The disk-winged bat seeks a bud of rolled-up leaves with the opening at the top. It clings head-up to the smooth inner (ventral) surfaces of the leaves. Plants with this leaf morphology include Heliconia and Calathea species. This manner of roosting is said to facilitate rapid escape in the event of a potential disturbance. The bat's disks take the shape of concave cups, and are supported by an internal cartilaginous plate. The flexor pollicis brevis muscle attaches to the plate, such that contraction of the muscle alters overall disk shape, creating suction. In order to maintain the integrity of the disk the bat grooms it frequently by licking it. The disk also contains abundant sweat glands, maintaining a moist surface.

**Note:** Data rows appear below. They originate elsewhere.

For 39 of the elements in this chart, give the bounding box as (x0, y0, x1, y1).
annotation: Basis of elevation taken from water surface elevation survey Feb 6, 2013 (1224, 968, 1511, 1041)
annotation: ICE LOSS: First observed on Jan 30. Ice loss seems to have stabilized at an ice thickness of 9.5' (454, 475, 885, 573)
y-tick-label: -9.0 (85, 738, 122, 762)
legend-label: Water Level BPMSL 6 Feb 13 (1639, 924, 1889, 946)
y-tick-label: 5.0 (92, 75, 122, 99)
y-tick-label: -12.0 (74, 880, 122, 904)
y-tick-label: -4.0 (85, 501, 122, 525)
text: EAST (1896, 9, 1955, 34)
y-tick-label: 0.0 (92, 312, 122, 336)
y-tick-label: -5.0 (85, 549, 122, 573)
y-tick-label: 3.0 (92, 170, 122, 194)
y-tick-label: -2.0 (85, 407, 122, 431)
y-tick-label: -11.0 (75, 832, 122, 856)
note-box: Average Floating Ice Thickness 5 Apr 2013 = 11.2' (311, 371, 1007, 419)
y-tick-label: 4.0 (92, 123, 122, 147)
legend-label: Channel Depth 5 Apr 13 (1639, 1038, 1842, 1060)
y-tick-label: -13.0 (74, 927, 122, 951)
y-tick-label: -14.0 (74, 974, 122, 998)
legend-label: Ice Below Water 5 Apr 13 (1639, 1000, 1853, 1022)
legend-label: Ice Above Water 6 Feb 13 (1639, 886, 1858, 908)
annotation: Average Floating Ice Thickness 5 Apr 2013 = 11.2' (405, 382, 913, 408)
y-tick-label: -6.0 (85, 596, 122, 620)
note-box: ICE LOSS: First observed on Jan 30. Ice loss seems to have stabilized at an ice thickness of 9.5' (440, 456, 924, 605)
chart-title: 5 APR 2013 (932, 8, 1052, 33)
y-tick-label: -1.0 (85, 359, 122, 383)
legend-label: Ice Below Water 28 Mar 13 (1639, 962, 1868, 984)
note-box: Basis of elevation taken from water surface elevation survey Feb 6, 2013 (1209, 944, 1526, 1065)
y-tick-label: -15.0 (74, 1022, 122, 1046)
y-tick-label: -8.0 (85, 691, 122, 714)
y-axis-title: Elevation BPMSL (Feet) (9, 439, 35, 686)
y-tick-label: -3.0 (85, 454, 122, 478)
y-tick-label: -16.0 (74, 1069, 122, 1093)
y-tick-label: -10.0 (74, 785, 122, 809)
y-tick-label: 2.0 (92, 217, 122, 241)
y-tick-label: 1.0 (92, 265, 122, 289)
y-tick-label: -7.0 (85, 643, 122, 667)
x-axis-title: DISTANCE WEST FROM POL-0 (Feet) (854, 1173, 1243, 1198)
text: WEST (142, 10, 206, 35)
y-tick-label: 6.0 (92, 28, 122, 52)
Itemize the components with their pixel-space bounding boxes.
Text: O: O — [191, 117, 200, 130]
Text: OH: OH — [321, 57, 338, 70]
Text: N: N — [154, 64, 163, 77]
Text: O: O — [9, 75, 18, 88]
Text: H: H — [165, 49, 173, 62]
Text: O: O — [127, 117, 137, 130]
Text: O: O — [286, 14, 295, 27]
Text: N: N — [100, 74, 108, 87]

The Madagascar sucker-footed bat (Myzopoda aurita) has similar sucker anatomy, but produces suction differently. It uses its flexor muscle to change the shape of the disk when detaching from a surface. It also uses sweat lubrication to produce wet adhesion as the main mechanism, rather than suction. It can only attach head-up, while the disk-winged bat can cling at any angle. M. aurita can concurrently make contact with both its adhesive organ and thumb claw, whereas T. tricolor cannot. This may be due to the difference in the anatomy of the muscle insertions and the actions they bring about.

==Behavior==
The species roosts communally. The mean colony size is six individuals and colonies have a sex ratio of 1:1. The disks do not prevent agile flight, and bats may circle furled leaves they seek to enter. They fly just a few meters above the forest floor. The species is insectivorous, with adults consuming up to 0.8 g of insects per night.